Il più eclatante disturbo del pensiero o tilt si verifica nel delirio.

I deliri si hanno nelle psicosi –termine ormai tristemente famoso perché spesso usato impropriamente dai giornalisti per fatti di cronaca nera-, questi si strutturano frequentemente attorno a pensieri a carattere persecutorio, di gelosia e di grandezza.

La persona grazie ai deliri riorganizza la sua esperienza (la sua vita e la sua concezione di stare nel mondo), cosicchè può ristabilire un contatto con la realtà esterna a sé.  Esempio di delirio a contenuto persecutorio è: tutti mi odiano, c’è il veleno in quel piatto!

Le idee dominanti sono un pensiero non funzionale per la persona, un cortocircuito emozionale.

Le idee dominanti sono legate a una forte componente affettiva, tanto che la persona le crede vere in virtù del loro lato affettivo.  Proprio per questo aspetto, nonostante possano causare perdita di tempo eccessiva per il loro svolgimento – si parla in tale caso di rituali come sequenze di azioni mentali o comportamenti- vengono difese e perseguite con tenacia.

Le idee dominanti prendono il sopravvento su ogni altro pensiero –sono totalizzanti per la persona!!-, l’impossibilità di uscire di casa perché c’è l’immondizia per strada, o non dare la mano per presentarsi per evitare i microbi.

Le idee dominanti sono presenti nel disturbo d’ansia denominato Ossessivo Compulsivo (DOC).

Nel DOC sono presenti le ossessioni, cioè pensieri e impulsi invasivi e ricorrenti avvertiti come estranei alla propria persona, e le compulsioni, ovvero dei rituali ripetitivi – es. lavarsi le mani più e più volte al giorno fino a rovinarsele, o ripetere mentalmente parole senza alcuna necessità o utilità- che non si può evitare di compiere, perché evitano l’insorgere dell’ansia.
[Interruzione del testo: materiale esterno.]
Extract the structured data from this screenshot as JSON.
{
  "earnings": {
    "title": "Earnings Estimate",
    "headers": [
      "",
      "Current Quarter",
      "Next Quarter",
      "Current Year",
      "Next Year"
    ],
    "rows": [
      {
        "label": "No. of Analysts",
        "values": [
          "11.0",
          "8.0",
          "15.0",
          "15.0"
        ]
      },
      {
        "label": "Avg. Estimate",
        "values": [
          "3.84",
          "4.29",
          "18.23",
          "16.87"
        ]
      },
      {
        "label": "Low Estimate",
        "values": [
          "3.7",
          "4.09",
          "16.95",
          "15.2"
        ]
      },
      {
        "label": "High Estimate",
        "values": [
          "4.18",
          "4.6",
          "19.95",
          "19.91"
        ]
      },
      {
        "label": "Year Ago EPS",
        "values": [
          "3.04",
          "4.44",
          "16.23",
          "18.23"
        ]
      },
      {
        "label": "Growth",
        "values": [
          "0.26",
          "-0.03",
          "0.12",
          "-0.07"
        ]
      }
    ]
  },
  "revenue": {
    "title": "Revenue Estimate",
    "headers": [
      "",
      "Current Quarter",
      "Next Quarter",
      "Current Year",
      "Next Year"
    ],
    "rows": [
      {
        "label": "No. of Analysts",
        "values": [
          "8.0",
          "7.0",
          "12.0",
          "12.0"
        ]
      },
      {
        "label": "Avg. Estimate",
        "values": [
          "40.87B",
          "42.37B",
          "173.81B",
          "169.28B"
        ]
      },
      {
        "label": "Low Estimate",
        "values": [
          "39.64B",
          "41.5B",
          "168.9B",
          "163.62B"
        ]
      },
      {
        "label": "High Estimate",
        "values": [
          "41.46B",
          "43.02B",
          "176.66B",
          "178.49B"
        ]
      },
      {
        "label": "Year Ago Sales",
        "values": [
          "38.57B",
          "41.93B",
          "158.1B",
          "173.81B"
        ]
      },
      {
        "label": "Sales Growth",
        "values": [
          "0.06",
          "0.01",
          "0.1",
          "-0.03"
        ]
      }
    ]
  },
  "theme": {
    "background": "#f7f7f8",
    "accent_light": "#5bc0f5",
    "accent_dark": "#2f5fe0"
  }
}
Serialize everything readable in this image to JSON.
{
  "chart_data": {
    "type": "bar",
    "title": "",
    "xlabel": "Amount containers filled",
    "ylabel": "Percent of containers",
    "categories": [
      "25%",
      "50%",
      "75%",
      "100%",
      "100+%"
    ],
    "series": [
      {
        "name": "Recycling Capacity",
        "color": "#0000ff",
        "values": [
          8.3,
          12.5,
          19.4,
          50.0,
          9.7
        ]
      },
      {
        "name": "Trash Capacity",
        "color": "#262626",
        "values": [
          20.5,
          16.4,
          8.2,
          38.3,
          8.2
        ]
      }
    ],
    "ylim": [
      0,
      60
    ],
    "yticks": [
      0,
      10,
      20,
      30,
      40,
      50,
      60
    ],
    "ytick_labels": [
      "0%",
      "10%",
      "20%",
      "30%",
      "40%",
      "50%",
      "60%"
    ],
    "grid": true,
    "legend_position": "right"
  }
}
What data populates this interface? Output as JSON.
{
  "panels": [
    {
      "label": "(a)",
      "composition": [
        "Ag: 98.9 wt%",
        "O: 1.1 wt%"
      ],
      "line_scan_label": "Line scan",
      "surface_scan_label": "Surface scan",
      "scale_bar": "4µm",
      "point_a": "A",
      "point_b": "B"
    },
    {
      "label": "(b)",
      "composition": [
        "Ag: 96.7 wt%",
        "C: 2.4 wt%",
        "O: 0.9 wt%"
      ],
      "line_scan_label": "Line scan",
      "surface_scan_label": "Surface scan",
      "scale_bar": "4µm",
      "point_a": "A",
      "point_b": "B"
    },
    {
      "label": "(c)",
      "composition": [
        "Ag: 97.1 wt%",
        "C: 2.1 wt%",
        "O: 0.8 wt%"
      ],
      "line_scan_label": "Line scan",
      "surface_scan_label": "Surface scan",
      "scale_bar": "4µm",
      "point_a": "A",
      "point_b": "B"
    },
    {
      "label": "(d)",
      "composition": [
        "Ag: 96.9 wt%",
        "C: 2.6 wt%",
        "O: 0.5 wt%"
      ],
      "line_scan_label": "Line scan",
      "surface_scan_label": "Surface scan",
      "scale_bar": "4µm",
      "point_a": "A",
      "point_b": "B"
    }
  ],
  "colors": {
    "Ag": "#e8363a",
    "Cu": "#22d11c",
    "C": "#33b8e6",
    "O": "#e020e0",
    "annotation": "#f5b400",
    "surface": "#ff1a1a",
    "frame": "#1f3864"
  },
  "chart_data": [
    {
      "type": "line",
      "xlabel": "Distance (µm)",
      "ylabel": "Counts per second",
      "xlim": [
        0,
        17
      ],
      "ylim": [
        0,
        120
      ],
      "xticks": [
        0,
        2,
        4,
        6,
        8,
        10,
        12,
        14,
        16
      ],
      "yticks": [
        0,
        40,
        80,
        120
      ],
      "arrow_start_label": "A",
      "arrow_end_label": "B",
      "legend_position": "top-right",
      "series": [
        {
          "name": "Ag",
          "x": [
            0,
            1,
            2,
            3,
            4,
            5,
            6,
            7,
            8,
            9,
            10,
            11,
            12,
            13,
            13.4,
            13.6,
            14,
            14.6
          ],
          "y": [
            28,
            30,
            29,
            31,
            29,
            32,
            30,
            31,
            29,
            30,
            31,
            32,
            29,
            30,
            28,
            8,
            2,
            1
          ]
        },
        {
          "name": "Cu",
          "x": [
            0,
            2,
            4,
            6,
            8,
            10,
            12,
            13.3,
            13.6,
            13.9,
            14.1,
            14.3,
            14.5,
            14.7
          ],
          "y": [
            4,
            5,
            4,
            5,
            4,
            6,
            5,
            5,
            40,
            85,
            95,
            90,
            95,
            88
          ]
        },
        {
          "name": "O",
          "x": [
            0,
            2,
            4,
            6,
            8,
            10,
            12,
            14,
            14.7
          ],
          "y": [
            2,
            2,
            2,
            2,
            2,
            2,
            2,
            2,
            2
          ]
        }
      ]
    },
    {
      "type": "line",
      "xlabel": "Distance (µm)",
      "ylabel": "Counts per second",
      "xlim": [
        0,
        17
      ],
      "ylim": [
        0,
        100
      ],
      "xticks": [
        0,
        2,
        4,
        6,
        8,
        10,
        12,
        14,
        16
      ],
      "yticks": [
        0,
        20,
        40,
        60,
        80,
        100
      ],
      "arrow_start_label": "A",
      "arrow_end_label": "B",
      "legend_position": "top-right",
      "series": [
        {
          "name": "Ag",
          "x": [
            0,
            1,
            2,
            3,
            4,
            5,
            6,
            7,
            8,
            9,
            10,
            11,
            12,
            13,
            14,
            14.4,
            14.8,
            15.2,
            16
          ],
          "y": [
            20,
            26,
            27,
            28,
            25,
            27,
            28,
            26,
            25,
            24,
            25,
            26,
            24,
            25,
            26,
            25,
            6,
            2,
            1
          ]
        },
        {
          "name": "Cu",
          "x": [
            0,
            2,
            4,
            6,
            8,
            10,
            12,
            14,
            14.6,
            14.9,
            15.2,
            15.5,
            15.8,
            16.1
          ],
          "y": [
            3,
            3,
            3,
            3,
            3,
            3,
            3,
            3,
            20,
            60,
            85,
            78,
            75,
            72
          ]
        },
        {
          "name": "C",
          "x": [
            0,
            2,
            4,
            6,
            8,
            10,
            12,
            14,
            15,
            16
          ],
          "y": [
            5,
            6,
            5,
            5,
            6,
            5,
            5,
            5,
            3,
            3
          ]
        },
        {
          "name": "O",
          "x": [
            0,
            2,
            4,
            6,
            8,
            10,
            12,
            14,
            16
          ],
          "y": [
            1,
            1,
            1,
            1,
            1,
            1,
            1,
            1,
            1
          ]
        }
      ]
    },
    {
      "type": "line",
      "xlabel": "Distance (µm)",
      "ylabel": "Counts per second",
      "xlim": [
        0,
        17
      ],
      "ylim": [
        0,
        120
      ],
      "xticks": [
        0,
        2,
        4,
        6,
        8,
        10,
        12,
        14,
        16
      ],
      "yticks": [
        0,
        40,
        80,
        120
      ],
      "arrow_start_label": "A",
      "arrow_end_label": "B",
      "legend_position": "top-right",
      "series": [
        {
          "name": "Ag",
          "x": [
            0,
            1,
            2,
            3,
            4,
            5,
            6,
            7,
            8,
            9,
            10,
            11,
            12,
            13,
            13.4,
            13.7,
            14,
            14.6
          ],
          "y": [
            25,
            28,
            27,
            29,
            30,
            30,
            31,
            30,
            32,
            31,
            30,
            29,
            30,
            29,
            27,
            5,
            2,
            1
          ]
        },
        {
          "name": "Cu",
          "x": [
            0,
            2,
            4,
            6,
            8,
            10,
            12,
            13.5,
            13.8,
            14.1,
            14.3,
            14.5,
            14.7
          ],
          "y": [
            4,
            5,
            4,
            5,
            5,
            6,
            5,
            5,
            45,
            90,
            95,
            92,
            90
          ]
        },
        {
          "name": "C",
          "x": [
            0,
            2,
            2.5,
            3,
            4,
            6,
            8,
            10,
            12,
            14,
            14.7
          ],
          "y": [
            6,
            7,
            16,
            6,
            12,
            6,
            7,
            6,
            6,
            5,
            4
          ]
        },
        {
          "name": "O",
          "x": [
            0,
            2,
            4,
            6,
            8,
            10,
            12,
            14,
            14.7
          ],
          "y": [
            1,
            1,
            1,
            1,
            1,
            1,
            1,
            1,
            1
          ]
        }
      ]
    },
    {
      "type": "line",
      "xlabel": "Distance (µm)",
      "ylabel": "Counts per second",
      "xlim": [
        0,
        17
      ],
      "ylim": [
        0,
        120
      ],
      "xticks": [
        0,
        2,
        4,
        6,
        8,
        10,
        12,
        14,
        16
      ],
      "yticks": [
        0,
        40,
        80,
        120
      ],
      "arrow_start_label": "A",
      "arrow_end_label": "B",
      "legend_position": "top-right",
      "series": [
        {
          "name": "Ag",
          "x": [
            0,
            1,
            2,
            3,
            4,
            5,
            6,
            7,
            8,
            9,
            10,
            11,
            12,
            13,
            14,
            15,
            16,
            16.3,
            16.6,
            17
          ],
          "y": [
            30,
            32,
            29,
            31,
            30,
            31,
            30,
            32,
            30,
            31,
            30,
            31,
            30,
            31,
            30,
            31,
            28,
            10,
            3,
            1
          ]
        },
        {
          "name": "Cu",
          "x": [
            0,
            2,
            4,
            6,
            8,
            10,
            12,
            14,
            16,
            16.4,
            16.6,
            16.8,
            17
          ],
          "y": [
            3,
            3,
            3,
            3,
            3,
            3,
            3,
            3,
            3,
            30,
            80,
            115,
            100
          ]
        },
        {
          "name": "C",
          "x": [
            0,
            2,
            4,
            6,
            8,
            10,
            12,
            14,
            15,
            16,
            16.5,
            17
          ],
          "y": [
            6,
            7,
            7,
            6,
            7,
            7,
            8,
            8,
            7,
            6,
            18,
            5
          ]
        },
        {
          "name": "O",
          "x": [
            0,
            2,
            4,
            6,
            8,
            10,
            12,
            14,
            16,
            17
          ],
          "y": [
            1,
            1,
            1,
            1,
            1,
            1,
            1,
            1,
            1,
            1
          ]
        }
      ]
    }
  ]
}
I rituali possono occupare gran parte della giornata, compromettendo il funzionamento e la qualità di vita (il ben-essere) della persona, come pure l’equilibrio del contesto famigliare in cui vive il DOC.

Ma cos’è che ci permette di dire: il mio modo di pensare è sano, armonico con la personalità?  Qual è il confine tra pensiero sano e pensiero, come viene etichettato dai giornali,  Malato?

Questo labile confine si apprezza nel DOC e nel delirio.

Qui il pensiero, usando una immagine, è incatenato a una o più idee sempre uguali, invariabili nello scorrere del tempo, non più libero di muoversi, di saltare in modo fluido e volontariamente da una idea all’altra.

Il pensiero sano è: funzionale e al servizio della personalità, un pensiero che esprime e cerca la migliore realizzazione della personalità dell’individuo, non è un pensiero schiavo o prigioniero di idee ma è un pensiero aperto all’esperienza del mondo reale.